Nick Rotter-Weller: Californian flourishes in UMaine’s climate
Nick Rotter-Weller is an inaugural recipient of the Clement and Linda McGillicuddy Humanities Center (MHC) Undergraduate Fellowship at the University of Maine.
The fellowship provides financial support so the senior English major can concentrate on coursework, develop his research project, work collaboratively with peers, participate in interdisciplinary humanities programs, and gain professional skills.
Rotter-Weller has a concentration in analytical writing and a minor in political science. He enjoys playing guitar, listening to music and watching soccer, as well as reading, writing and talking politics.
Talking politics is what led him to his capstone and MHC Fellowship project — an interpretation of Arthur Miller’s play “A View from the Bridge” that seeks to escape the 20th-century ideological binary of capitalism versus communism.
“The idea was a culmination of years of research into political ideology and the Cold War as it relates to drama,” he says. Rotter-Weller has applied to graduate school at UMaine to earn a master’s in English and he plans to teach English at the college level, focusing on the ideological sphere as it intersects with literature.
“UMaine has definitely guided me toward my choices,” he says. “I’ve experienced nothing but encouragement for the work I’m doing, and longer, more-sustained projects like this one really prepare me for the work I want to do.”
He credits English 170, Introduction to Narrative for solidifying his choice to be an English major. “Plus,” he adds, “[associate professor of English] Dave Kress was just fantastic.”
Rotter-Weller also has worked closely with his adviser Richard Brucher, an associate professor of English. “It’s been so helpful, working in a sustained way with someone,” he says. “The academic atmosphere here is open ended in a supportive way. My professors and my adviser trust me and give me the freedom to explore my interests. I’m really grateful for that.”

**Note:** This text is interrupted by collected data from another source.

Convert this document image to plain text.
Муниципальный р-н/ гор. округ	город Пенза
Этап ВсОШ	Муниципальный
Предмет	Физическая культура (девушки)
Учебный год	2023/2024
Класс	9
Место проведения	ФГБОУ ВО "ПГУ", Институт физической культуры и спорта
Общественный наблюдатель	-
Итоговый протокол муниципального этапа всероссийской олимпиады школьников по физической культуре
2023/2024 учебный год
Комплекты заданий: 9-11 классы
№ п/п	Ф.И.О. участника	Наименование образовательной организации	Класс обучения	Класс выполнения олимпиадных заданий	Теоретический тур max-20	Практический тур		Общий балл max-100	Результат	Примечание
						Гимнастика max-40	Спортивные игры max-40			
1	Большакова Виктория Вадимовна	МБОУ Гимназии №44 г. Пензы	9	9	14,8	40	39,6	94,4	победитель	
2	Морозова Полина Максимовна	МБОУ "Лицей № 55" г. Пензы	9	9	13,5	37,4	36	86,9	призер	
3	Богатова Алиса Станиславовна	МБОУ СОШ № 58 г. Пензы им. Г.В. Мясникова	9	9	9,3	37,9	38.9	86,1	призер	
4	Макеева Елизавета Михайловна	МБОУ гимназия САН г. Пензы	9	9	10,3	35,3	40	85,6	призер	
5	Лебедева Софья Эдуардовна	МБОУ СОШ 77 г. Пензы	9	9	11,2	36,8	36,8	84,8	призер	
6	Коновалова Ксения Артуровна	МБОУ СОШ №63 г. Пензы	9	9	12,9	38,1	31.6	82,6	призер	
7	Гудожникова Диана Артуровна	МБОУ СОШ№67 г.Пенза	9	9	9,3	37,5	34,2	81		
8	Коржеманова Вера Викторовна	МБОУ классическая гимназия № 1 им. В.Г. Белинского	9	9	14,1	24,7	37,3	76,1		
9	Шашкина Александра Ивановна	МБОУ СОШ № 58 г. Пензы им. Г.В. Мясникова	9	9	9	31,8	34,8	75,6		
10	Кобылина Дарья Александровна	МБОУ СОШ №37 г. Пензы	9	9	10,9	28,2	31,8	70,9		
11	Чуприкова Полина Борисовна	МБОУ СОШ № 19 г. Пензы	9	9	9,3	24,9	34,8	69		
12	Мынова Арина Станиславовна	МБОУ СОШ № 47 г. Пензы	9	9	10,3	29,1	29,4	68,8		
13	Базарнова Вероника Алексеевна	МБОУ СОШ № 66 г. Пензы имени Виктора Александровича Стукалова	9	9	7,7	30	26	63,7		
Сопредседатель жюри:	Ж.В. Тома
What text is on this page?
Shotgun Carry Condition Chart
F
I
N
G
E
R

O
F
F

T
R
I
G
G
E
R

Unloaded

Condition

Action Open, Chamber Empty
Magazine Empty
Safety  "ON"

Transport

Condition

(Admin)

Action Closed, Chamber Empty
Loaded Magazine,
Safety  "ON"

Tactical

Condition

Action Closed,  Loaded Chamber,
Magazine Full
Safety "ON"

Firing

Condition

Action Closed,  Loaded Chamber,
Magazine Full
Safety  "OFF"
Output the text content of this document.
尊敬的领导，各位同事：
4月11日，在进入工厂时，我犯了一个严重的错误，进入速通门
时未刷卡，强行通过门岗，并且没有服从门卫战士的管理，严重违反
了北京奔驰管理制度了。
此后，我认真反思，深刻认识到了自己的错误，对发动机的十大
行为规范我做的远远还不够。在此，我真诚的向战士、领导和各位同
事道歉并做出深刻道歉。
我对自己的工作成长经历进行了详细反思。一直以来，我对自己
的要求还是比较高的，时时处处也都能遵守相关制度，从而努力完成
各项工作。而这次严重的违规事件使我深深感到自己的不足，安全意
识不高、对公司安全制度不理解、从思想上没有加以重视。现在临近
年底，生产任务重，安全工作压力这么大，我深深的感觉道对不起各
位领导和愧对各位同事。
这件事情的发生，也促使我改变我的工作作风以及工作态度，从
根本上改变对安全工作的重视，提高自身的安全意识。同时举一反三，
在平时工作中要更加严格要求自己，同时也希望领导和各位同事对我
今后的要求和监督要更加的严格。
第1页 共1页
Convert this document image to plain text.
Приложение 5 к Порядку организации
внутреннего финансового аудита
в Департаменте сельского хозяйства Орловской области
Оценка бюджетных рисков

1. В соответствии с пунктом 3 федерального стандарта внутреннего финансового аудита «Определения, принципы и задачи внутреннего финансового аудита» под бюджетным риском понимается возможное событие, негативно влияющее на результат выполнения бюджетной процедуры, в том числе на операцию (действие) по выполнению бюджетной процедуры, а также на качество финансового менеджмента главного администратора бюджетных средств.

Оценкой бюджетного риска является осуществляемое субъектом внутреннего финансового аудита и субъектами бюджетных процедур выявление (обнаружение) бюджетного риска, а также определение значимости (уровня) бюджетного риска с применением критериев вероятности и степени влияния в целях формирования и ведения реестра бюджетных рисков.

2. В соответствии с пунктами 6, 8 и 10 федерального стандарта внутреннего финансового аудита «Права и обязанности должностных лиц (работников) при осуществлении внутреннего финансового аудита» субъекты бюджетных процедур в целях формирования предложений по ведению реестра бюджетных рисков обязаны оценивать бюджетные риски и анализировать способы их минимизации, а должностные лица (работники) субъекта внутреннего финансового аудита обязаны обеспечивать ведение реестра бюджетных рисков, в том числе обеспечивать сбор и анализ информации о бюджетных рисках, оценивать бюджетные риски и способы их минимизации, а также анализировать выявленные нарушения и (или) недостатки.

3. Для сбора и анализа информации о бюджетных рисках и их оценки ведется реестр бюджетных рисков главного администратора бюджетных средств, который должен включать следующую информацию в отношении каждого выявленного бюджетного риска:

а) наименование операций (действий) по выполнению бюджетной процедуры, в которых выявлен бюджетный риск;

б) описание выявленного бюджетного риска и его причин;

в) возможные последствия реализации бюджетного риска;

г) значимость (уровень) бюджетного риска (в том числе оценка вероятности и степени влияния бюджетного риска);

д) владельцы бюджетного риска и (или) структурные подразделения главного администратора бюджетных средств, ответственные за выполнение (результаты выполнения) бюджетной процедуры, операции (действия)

Several years ago, the Palos Verdes Estates, California native was intrigued by the East Coast weather, culture and community, and took a chance and moved to Maine — despite having never experienced a “real” winter.
“Everything is different — the culture, the people, the landscape. The weather. That I actually liked the weather surprised me,” he says.
For Rotter-Weller, UMaine’s climate has been a welcoming one. “I was worried when I arrived,” he says. “I didn’t know anyone within 100 miles — I had no idea what I’d do for Thanksgiving, but by the time it rolled around, I had three offers.”
The mission of the McGillicuddy Humanities Center is to promote intellectual curiosity and critical reflection, as well as advance teaching, research and public knowledge of the humanities.
Rotter-Weller appreciates this emphasis on the humanities. “The humanities are what you’re drawn to after your material and physical needs are met,” he says. “The name is apt — it’s a uniquely human thing. It’s valuable and people gravitate toward it.”